The City Council voted unanimously Monday to put an incremental hike in the minimum wage in San Diego before the public on the June 2016 primary election ballot.
Last week, the City Clerk’s Office reported that opponents of the wage hike had collected enough petition signatures to force the council’s hand on the minimum wage issue. The council members could have repealed the ordinance themselves or scheduled an earlier, but costly, special election.
The three-stage hike would have resulted in the lowest pay in the city being set at $11.50 an hour by January 2017. The ordinance, adopted on a 6-3 party-line vote in July, also required employers to offer five annual days of paid sick leave.
Opponents contended that raising the minimum wage above the state standard would make San Diego’s businesses less competitive with enterprises in neighboring cities.

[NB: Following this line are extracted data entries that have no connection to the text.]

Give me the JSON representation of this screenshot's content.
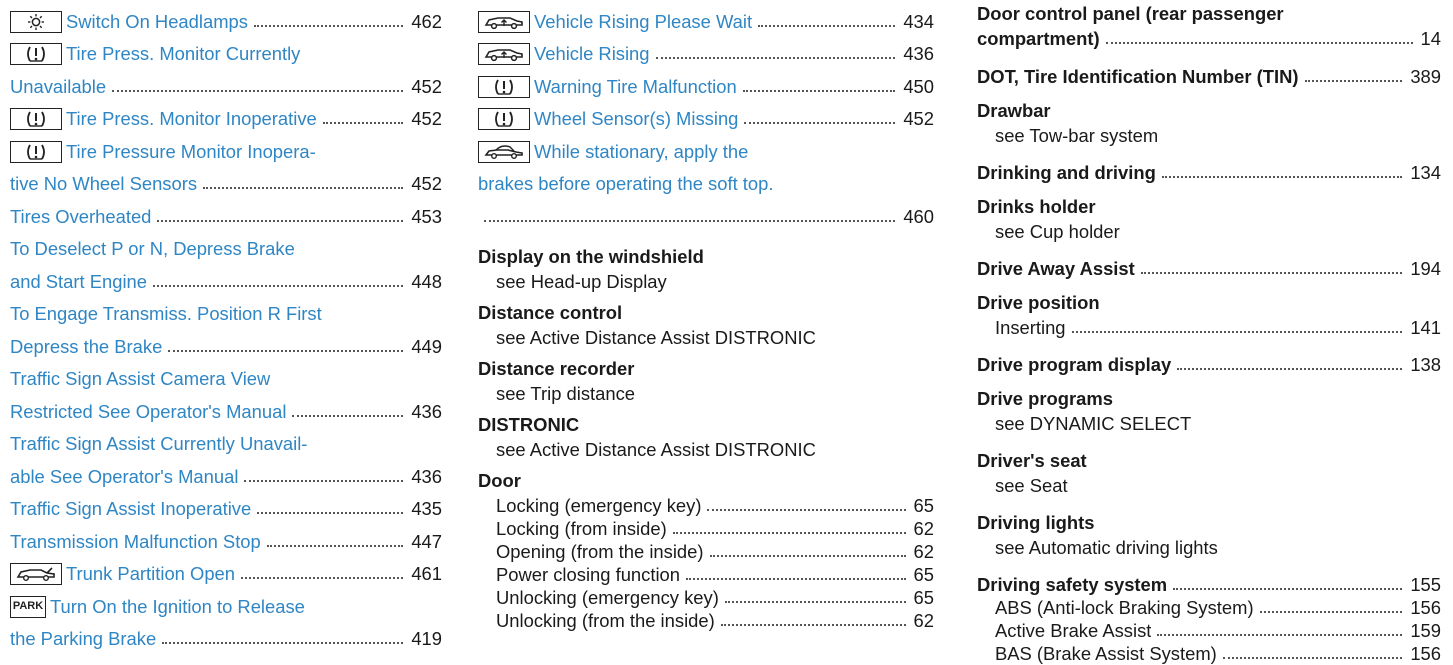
{
  "col1": [
    {
      "icon": "sun",
      "text": "Switch On Headlamps",
      "page": "462"
    },
    {
      "icon": "tire",
      "text": "Tire Press. Monitor Currently"
    },
    {
      "text": "Unavailable",
      "page": "452"
    },
    {
      "icon": "tire",
      "text": "Tire Press. Monitor Inoperative",
      "page": "452"
    },
    {
      "icon": "tire",
      "text": "Tire Pressure Monitor Inopera-"
    },
    {
      "text": "tive No Wheel Sensors",
      "page": "452"
    },
    {
      "text": "Tires Overheated",
      "page": "453"
    },
    {
      "text": "To Deselect P or N, Depress Brake"
    },
    {
      "text": "and Start Engine",
      "page": "448"
    },
    {
      "text": "To Engage Transmiss. Position R First"
    },
    {
      "text": "Depress the Brake",
      "page": "449"
    },
    {
      "text": "Traffic Sign Assist Camera View"
    },
    {
      "text": "Restricted See Operator's Manual",
      "page": "436"
    },
    {
      "text": "Traffic Sign Assist Currently Unavail-"
    },
    {
      "text": "able See Operator's Manual",
      "page": "436"
    },
    {
      "text": "Traffic Sign Assist Inoperative",
      "page": "435"
    },
    {
      "text": "Transmission Malfunction Stop",
      "page": "447"
    },
    {
      "icon": "trunk",
      "text": "Trunk Partition Open",
      "page": "461"
    },
    {
      "icon": "park",
      "icon_text": "PARK",
      "text": "Turn On the Ignition to Release"
    },
    {
      "text": "the Parking Brake",
      "page": "419"
    }
  ],
  "col2_top": [
    {
      "icon": "car",
      "text": "Vehicle Rising Please Wait",
      "page": "434"
    },
    {
      "icon": "car",
      "text": "Vehicle Rising",
      "page": "436"
    },
    {
      "icon": "tire",
      "text": "Warning Tire Malfunction",
      "page": "450"
    },
    {
      "icon": "tire",
      "text": "Wheel Sensor(s) Missing",
      "page": "452"
    },
    {
      "icon": "softtop",
      "text": "While stationary, apply the"
    },
    {
      "text": "brakes before operating the soft top."
    },
    {
      "text": "",
      "page": "460"
    }
  ],
  "col2_entries": [
    {
      "head": "Display on the windshield",
      "see": "see Head-up Display"
    },
    {
      "head": "Distance control",
      "see": "see Active Distance Assist DISTRONIC"
    },
    {
      "head": "Distance recorder",
      "see": "see Trip distance"
    },
    {
      "head": "DISTRONIC",
      "see": "see Active Distance Assist DISTRONIC"
    },
    {
      "head": "Door",
      "subs": [
        {
          "text": "Locking (emergency key)",
          "page": "65"
        },
        {
          "text": "Locking (from inside)",
          "page": "62"
        },
        {
          "text": "Opening (from the inside)",
          "page": "62"
        },
        {
          "text": "Power closing function",
          "page": "65"
        },
        {
          "text": "Unlocking (emergency key)",
          "page": "65"
        },
        {
          "text": "Unlocking (from the inside)",
          "page": "62"
        }
      ]
    }
  ],
  "col3": {
    "door_panel_1": "Door control panel (rear passenger",
    "door_panel_2": "compartment)",
    "door_panel_page": "14",
    "dot": "DOT, Tire Identification Number (TIN)",
    "dot_page": "389",
    "drawbar": "Drawbar",
    "drawbar_see": "see Tow-bar system",
    "drinking": "Drinking and driving",
    "drinking_page": "134",
    "drinks": "Drinks holder",
    "drinks_see": "see Cup holder",
    "drive_away": "Drive Away Assist",
    "drive_away_page": "194",
    "drive_pos": "Drive position",
    "inserting": "Inserting",
    "inserting_page": "141",
    "drive_prog_disp": "Drive program display",
    "drive_prog_disp_page": "138",
    "drive_progs": "Drive programs",
    "drive_progs_see": "see DYNAMIC SELECT",
    "drivers_seat": "Driver's seat",
    "drivers_seat_see": "see Seat",
    "driving_lights": "Driving lights",
    "driving_lights_see": "see Automatic driving lights",
    "safety": "Driving safety system",
    "safety_page": "155",
    "abs": "ABS (Anti-lock Braking System)",
    "abs_page": "156",
    "aba": "Active Brake Assist",
    "aba_page": "159",
    "bas": "BAS (Brake Assist System)",
    "bas_page": "156"
  }
}
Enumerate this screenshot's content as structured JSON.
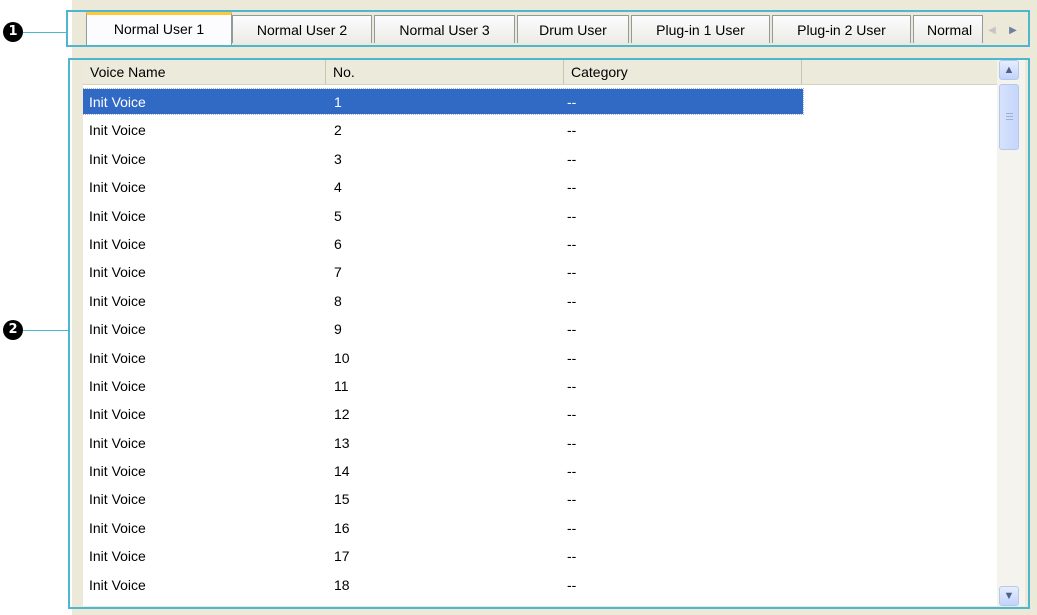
{
  "callouts": {
    "tabs": "1",
    "list": "2"
  },
  "tabs": [
    {
      "label": "Normal User 1",
      "active": true
    },
    {
      "label": "Normal User 2",
      "active": false
    },
    {
      "label": "Normal User 3",
      "active": false
    },
    {
      "label": "Drum User",
      "active": false
    },
    {
      "label": "Plug-in 1 User",
      "active": false
    },
    {
      "label": "Plug-in 2 User",
      "active": false
    },
    {
      "label": "Normal",
      "active": false
    }
  ],
  "columns": [
    "Voice Name",
    "No.",
    "Category"
  ],
  "rows": [
    {
      "name": "Init Voice",
      "no": "1",
      "category": "--",
      "selected": true
    },
    {
      "name": "Init Voice",
      "no": "2",
      "category": "--"
    },
    {
      "name": "Init Voice",
      "no": "3",
      "category": "--"
    },
    {
      "name": "Init Voice",
      "no": "4",
      "category": "--"
    },
    {
      "name": "Init Voice",
      "no": "5",
      "category": "--"
    },
    {
      "name": "Init Voice",
      "no": "6",
      "category": "--"
    },
    {
      "name": "Init Voice",
      "no": "7",
      "category": "--"
    },
    {
      "name": "Init Voice",
      "no": "8",
      "category": "--"
    },
    {
      "name": "Init Voice",
      "no": "9",
      "category": "--"
    },
    {
      "name": "Init Voice",
      "no": "10",
      "category": "--"
    },
    {
      "name": "Init Voice",
      "no": "11",
      "category": "--"
    },
    {
      "name": "Init Voice",
      "no": "12",
      "category": "--"
    },
    {
      "name": "Init Voice",
      "no": "13",
      "category": "--"
    },
    {
      "name": "Init Voice",
      "no": "14",
      "category": "--"
    },
    {
      "name": "Init Voice",
      "no": "15",
      "category": "--"
    },
    {
      "name": "Init Voice",
      "no": "16",
      "category": "--"
    },
    {
      "name": "Init Voice",
      "no": "17",
      "category": "--"
    },
    {
      "name": "Init Voice",
      "no": "18",
      "category": "--"
    }
  ],
  "icons": {
    "tab_scroll_left": "chevron-left-icon",
    "tab_scroll_right": "chevron-right-icon",
    "scroll_up": "chevron-up-icon",
    "scroll_down": "chevron-down-icon"
  },
  "colors": {
    "callout_line": "#4eb6cf",
    "selection": "#316ac5",
    "active_tab_accent": "#ffc83c"
  }
}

Jerry Sanders, the former mayor who is now head of the San Diego Regional Chamber of Commerce, called for the repeal of the “bad policy, which will make it harder for our 45,000 unemployed to find jobs, drive up the cost of goods and services, and make it more difficult for the very businesses that we rely on to create jobs to succeed.”
The City Council needs to “fight for San Diego’s job creators, or at minimum, listen to them,” Sanders said.
City Council President Todd Gloria, who first raised the issue back in January, called the wage hike “a necessary, common-sense measure” to help the estimated 38 percent of San Diegans who can’t afford to make ends meet without government assistance.
“It’s disappointing that big businesses have used their money and misinformation to block thousands of San Diegans from receiving five earned sick days and a pay raise this January,” Gloria said.
Councilwoman Sherri Lightner blamed a “loud, disingenuous and well- funded opposition” for blocking implementation of the ordinance.
An opponent of the wage hike, Councilman Scott Sherman, pointed out that Gloria’s original plan was to put the issue on an election ballot. However, the majority on the council later decided to approve the plan themselves. Now it’s too late for the public to vote on the issue in the Nov. 4 general election, which Gloria had originally targeted.
“This has been a very divisive issue, and quite frankly, I think it’s designed to be that way — that’s politicians playing politics,” Sherman said.
The action to wait until the June 2016 election raised two major questions that need to be resolved.
First, the voters will decide on the language of the ordinance when it was passed, which calls for the first of three raises and the sick days to be effective Jan. 1, 2015. Sherman questioned whether employers, if the ballot measure passes, would be on the hook for paying the difference retroactively.
Also, a representative of the mayor’s office asked that if the state of California scheduled its 2016 presidential primary election earlier than June, as it sometimes does, whether the minimum wage vote would take place at that time or be set for June 2016 no matter what.
City Attorney Jan Goldsmith said both issues would be studied.